Следовательно, я готов продолжать. Я исхожу из предположения, будто сумею скрыть свой замысел от Маэстро. Разведывательную деятельность можно описать как постоянное противоборство щита и меча, шифровальщика и дешифровщика. Поскольку Маэстро сейчас страшно занят и при том стал амбициознее, чем когда-либо прежде (мне кажется, Он убежден, что Его окончательная победа уже близка), я чувствую себя вправе пойти на риск. Я преисполнен уверенности в том, что сумею сохранить в тайне существование этой рукописи; по меньшей мере, до тех пор, пока она не будет закончена. И тогда мне предстоит сделать выбор: опубликовать ее или уничтожить. Второе решение, разумеется, загодя представляется куда более безопасным (если отвлечься от того, что оно нанесет едва ли не смертельный удар моему авторскому тщеславию).
Разумеется, в случае публикации мне придется искать спасения от гнева Маэстро. Но и тут у меня имеется определенный выбор. Я могу прибегнуть к спиритуальному аналогу Федеральной программы защиты свидетелей. То есть меня спрячут Наглые. Разумеется, в таком случае мне придется с ними сотрудничать. Работа с ренегатами — их основная профессия.

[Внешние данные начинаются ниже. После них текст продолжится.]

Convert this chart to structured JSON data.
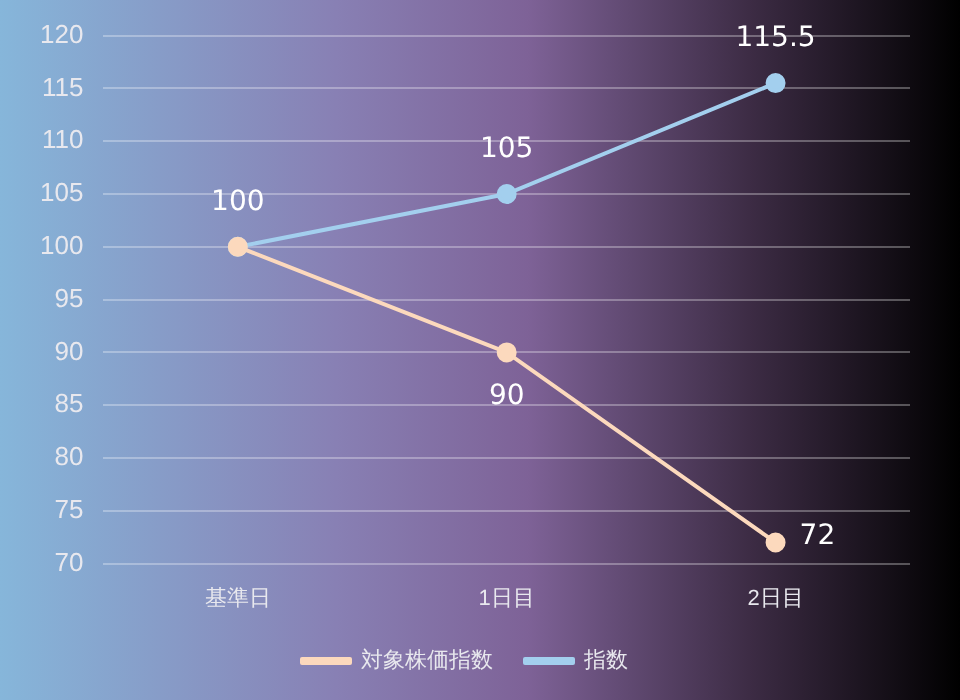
{
  "chart_data": {
    "type": "line",
    "categories": [
      "基準日",
      "1日目",
      "2日目"
    ],
    "series": [
      {
        "name": "指数",
        "color": "#a3cfee",
        "values": [
          100,
          105,
          115.5
        ],
        "value_labels": [
          "100",
          "105",
          "115.5"
        ]
      },
      {
        "name": "対象株価指数",
        "color": "#fcd9bd",
        "values": [
          100,
          90,
          72
        ],
        "value_labels": [
          null,
          "90",
          "72"
        ]
      }
    ],
    "ylim": [
      70,
      120
    ],
    "yticks": [
      70,
      75,
      80,
      85,
      90,
      95,
      100,
      105,
      110,
      115,
      120
    ],
    "grid": "y",
    "legend": "bottom",
    "marker": "circle",
    "line_style": "solid"
  }
}
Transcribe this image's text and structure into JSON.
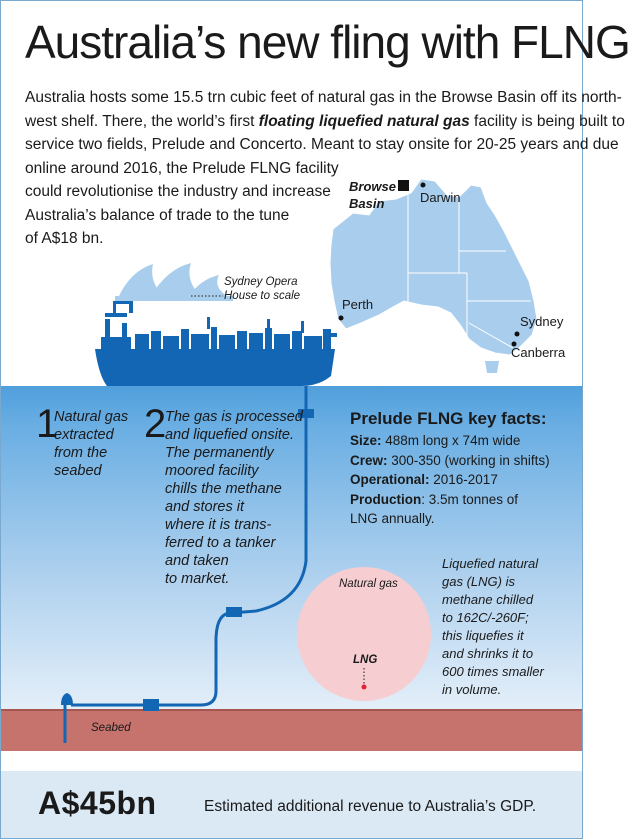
{
  "title": "Australia’s new fling with FLNG",
  "intro": {
    "line1": "Australia hosts some 15.5 trn cubic feet of natural gas in the Browse Basin off its north-",
    "line2_pre": "west shelf. There, the world’s first ",
    "line2_bold": "floating liquefied natural gas",
    "line2_post": " facility is being built to",
    "line3": "service two fields, Prelude and Concerto. Meant to stay onsite for 20-25 years and due",
    "line4": "online around 2016, the Prelude FLNG facility",
    "line5": "could revolutionise the industry and increase",
    "line6": "Australia’s balance of trade to the tune",
    "line7": "of A$18 bn."
  },
  "map": {
    "browse_basin": [
      "Browse",
      "Basin"
    ],
    "cities": {
      "darwin": "Darwin",
      "perth": "Perth",
      "sydney": "Sydney",
      "canberra": "Canberra"
    }
  },
  "opera_label": [
    "Sydney Opera",
    "House to scale"
  ],
  "steps": [
    {
      "number": "1",
      "lines": [
        "Natural gas",
        "extracted",
        "from the",
        "seabed"
      ]
    },
    {
      "number": "2",
      "lines": [
        "The gas is processed",
        "and liquefied onsite.",
        "The permanently",
        "moored facility",
        "chills the methane",
        "and stores it",
        "where it is trans-",
        "ferred to a tanker",
        "and taken",
        "to market."
      ]
    }
  ],
  "facts": {
    "title": "Prelude FLNG key facts:",
    "size_label": "Size:",
    "size_value": " 488m long x 74m wide",
    "crew_label": "Crew:",
    "crew_value": " 300-350 (working in shifts)",
    "operational_label": "Operational:",
    "operational_value": " 2016-2017",
    "production_label": "Production",
    "production_value": ": 3.5m tonnes of",
    "production_value2": "LNG annually."
  },
  "lng": {
    "natural_gas_label": "Natural gas",
    "lng_label": "LNG",
    "note": [
      "Liquefied natural",
      "gas (LNG) is",
      "methane chilled",
      "to 162C/-260F;",
      "this liquefies it",
      "and shrinks it to",
      "600 times smaller",
      "in volume."
    ]
  },
  "seabed_label": "Seabed",
  "footer": {
    "amount": "A$45bn",
    "caption": "Estimated additional revenue to Australia’s GDP."
  },
  "colors": {
    "ship": "#1366b3",
    "sea_top": "#4f9fdc",
    "sea_bottom": "#e4eff9",
    "seabed": "#c5736c",
    "map_fill": "#a9cdec",
    "lng_circle": "#f6cdd1",
    "lng_dot": "#e0233a",
    "footer_bg": "#dbe9f5"
  }
}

Следовательно, у меня есть выбор: предательство или гибель.
И все же мне не очень страшно. Описав и обнародовав наши средства и методы, я испытаю редкое (для беса) наслаждение; я не только охарактеризую, но и исследую ускользающую от меня природу собственного существования. А после того как я закончу, у меня все равно останется выбор: уничтожить свой труд или перейти на сторону противника. Должен признаться, вторая возможность представляется мне все более и более привлекательной.
Совершая по отношению к Маэстро акт предательства, я постараюсь ничем себя не выдать. Свои скромные обязанности в нынешней Америке я и впредь буду исполнять безупречно, что никак не помешает мне расцвечивать все новыми и новыми деталями рассказ о ранних днях моего самого выдающегося клиента.